Mr. HOFER: Hey, don't fight. Don't fight.

ELLIOTT: Aaron Hofer is playing with his two boys, Justin and Jordan, at a public playground just across the street from the Gulf where he once made his living. He worked on his uncle's shrimp boat. They had a good week when the waters reopened in the fall, but then broke a winch that hauls in the nets.

Mr. HOFER: That says game over for this year. I lost my job, the boat's broke down. I'm homeless, my wife is living with my mother-in-law, her mother, and I'm living on a boat pretty much. It's hard. They don't understand. Well, why we got to stay with Aunt Mimmy(ph)? Why do we have to stay with G-granny(ph)? Why do we have to stay with Maw Maw(ph)? Are we going to Billy's house? Or, you know... I want to go home, is what they want.

Ms. HOFER: Our kids, they stress out. Since we've lost our place my two-year-old son has started biting his fingernails.
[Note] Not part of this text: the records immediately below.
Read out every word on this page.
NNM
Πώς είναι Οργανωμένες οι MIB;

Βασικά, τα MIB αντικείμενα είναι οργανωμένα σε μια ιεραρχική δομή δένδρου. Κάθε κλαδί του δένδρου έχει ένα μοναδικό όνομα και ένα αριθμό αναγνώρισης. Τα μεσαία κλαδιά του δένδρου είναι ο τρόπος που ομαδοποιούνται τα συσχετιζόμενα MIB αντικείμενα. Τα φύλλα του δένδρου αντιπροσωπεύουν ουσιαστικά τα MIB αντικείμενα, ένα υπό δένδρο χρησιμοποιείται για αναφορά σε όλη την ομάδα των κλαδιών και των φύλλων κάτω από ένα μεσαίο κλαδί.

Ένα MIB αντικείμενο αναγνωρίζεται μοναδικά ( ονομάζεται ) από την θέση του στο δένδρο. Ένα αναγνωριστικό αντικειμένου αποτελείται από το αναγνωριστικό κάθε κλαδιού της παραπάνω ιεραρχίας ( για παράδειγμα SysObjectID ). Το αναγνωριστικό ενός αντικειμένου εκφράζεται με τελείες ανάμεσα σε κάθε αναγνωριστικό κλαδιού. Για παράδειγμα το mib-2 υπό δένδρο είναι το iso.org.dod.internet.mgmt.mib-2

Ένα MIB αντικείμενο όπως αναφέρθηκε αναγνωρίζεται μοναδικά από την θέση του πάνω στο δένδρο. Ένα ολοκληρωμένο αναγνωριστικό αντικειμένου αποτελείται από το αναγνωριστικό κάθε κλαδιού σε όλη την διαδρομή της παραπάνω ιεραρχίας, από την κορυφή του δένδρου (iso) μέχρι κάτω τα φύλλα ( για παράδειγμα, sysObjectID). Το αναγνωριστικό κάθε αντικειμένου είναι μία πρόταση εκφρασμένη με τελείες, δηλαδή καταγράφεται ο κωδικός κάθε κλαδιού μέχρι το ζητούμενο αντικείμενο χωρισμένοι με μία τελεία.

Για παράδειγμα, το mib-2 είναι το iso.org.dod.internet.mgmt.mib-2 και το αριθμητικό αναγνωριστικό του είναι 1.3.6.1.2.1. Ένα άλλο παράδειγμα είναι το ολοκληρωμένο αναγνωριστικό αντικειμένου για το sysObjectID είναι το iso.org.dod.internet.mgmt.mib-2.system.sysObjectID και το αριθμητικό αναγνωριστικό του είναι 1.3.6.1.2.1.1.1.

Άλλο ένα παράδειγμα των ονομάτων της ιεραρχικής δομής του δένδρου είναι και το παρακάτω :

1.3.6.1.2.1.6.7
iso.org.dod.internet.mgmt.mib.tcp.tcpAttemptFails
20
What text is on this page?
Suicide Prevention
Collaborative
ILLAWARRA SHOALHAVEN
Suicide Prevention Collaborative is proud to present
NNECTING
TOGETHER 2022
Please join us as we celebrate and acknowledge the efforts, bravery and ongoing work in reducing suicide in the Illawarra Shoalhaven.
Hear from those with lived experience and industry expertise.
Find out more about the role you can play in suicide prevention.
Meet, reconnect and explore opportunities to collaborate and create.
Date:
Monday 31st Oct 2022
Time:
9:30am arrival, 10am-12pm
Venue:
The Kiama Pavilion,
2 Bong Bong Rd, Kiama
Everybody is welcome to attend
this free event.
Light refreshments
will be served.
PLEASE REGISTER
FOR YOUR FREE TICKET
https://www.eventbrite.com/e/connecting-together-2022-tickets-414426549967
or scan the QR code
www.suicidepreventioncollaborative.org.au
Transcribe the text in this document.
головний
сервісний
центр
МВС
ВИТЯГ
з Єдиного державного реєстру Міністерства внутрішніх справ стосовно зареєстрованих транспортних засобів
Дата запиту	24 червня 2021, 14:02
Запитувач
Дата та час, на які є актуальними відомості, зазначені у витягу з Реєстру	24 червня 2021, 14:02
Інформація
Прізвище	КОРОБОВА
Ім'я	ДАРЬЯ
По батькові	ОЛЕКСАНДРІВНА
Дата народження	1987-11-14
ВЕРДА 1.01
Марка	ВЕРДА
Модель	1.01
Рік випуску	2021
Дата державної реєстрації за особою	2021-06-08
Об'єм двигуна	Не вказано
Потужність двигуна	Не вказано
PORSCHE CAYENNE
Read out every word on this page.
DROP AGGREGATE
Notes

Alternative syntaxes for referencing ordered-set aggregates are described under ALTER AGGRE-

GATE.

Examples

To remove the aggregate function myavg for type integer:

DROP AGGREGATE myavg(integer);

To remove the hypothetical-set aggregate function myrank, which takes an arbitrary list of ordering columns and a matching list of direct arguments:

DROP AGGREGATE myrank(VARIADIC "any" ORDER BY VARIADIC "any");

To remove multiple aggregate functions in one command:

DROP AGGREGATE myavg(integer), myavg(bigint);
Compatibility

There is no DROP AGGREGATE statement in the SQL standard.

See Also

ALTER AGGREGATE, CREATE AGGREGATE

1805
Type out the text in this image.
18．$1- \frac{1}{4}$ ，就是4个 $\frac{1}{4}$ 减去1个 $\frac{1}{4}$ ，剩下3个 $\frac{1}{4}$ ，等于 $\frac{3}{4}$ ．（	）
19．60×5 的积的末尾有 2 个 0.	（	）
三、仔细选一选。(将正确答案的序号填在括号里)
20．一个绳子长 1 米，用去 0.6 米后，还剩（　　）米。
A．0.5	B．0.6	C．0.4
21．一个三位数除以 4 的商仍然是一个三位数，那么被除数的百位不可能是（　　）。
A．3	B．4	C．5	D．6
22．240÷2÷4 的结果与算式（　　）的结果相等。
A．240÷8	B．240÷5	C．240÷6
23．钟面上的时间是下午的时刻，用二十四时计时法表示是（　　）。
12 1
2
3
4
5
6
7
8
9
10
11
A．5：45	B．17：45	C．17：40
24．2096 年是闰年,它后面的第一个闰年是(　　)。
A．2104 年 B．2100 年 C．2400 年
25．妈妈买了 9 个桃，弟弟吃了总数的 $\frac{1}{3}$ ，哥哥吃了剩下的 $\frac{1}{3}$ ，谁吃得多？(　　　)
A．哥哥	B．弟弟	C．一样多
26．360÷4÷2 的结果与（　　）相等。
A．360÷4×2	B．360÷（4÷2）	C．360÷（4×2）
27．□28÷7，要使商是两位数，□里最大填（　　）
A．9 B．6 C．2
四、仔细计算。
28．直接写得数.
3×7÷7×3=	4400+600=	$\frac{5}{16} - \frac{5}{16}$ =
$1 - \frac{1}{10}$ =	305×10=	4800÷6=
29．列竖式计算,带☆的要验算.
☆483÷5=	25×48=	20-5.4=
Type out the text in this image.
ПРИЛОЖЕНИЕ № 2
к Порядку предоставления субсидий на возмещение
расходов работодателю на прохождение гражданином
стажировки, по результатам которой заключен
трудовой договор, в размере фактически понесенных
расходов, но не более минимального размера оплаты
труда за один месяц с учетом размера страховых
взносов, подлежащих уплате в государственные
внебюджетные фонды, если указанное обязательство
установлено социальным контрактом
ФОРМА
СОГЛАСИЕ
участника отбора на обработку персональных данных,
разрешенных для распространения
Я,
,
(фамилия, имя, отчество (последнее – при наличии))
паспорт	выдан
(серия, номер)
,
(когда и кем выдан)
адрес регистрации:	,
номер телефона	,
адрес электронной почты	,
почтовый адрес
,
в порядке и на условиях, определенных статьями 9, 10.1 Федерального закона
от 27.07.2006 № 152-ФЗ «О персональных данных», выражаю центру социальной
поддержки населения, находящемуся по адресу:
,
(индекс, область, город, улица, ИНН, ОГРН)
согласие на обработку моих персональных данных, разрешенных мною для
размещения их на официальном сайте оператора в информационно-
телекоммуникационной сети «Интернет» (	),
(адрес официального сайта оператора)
And he holds his ears whenever, you know, just the stress of life come up. Because he don't even want to hear it, you know, and he's two. He understands too much.

Ms. SHIRLEY FOREMAN (Coordinator of children's services, Gulf Coast Mental Health Center): Everything that happens with the parents, ultimately children are like little sponges. They see that, they hear that, they pick up on it.

ELLIOTT: Shirley Foreman is the coordinator of children's services at the Gulf Coast Mental Health Center in Gulfport, Mississippi.

She says more than a third of the 80 families they treat report oil-spill related trauma symptoms in their kids, such as anger, irritability or acting out at school.

Ms. FOREMAN: They can't use their words because they may not be able to identify what they're feeling, so the only way they know how to tell us is by their behaviors.

ELLIOTT: Foreman says the spill has had a spiraling, trickle-down effect that disrupts the functioning of families.

Aaron Hofer is 27 years old and an Iraq war veteran. He's in constant motion as he speaks cracking his knuckles, munching on peanuts or smoking a cigarette. His wife says she hardly recognizes the dog-faced soldier who never used to let anything get him down.

Ms. HOFER: He's taking this harder than he took Iraq and he was at death's door every day over there, at risk of death every day. And because of him not being able to make it up out of this rut, it's just taking him down further and further. We have problems. We fight.

Mr. HOFER: Oh lord, three weeks ago I had an outburst. I don't know where it came from. I yelled at my wife, her mother. And I ended up busting a window.

ELLIOTT: Psychologists all along the Gulf Coast report an increase in the kind of problems the Hofers have anger, anxiety, sleeplessness and depression.

Steve Barrilleaux, with the Gulf Coast Mental Health Center, says since the oil spill, people have been living in a prolonged state of uncertainty.

Mr. STEVE BARRILLEAUX (Coordinator of adult services, Gulf Coast Mental Health Center): It was totally unexpected, and people had no sense of control or no sense of how extensive the damage was going to be how long-lasting it was. I don't think we had that closure at all, yet.

ELLIOTT: Barrilleaux and other psychologists believe they're only seeing a fraction of Gulf Coast residents suffering from trauma symptoms, in part because in many coastal working towns, there's a stigma associated with seeking help of any kind and particularly, for mental health care.

Mr. BARRILLEAUX: Part of the spirit of being a commercial fisherman has to do with independent thinking, being your own boss, being in control of yourself. I mean these people are the last true hunter and gatherers on earth, when you think about it. I man, they have a sense of I wouldn't say invincibility but just a sense of, you know, self-reliance: No matter what, we can handle it.

ELLIOTT: Lena and Aaron Hofer have survived a lot in their seven years of marriage, including Hurricane Katrina. They desperately want to believe they can handle this crisis, too.

Aaron says he grew up hearing that you don't seek help from outsiders, but that you take care of your own. But, he says, that hasn't worked so well since the oil spill.

Debbie Elliott, NPR News.

(Soundbite of music)

RENEE MONTAGNE, host:

Tomorrow, we compare what residents of the Gulf Coast are going through to what people experienced on Prince William Sound, Alaska, after the Exxon Valdez disaster.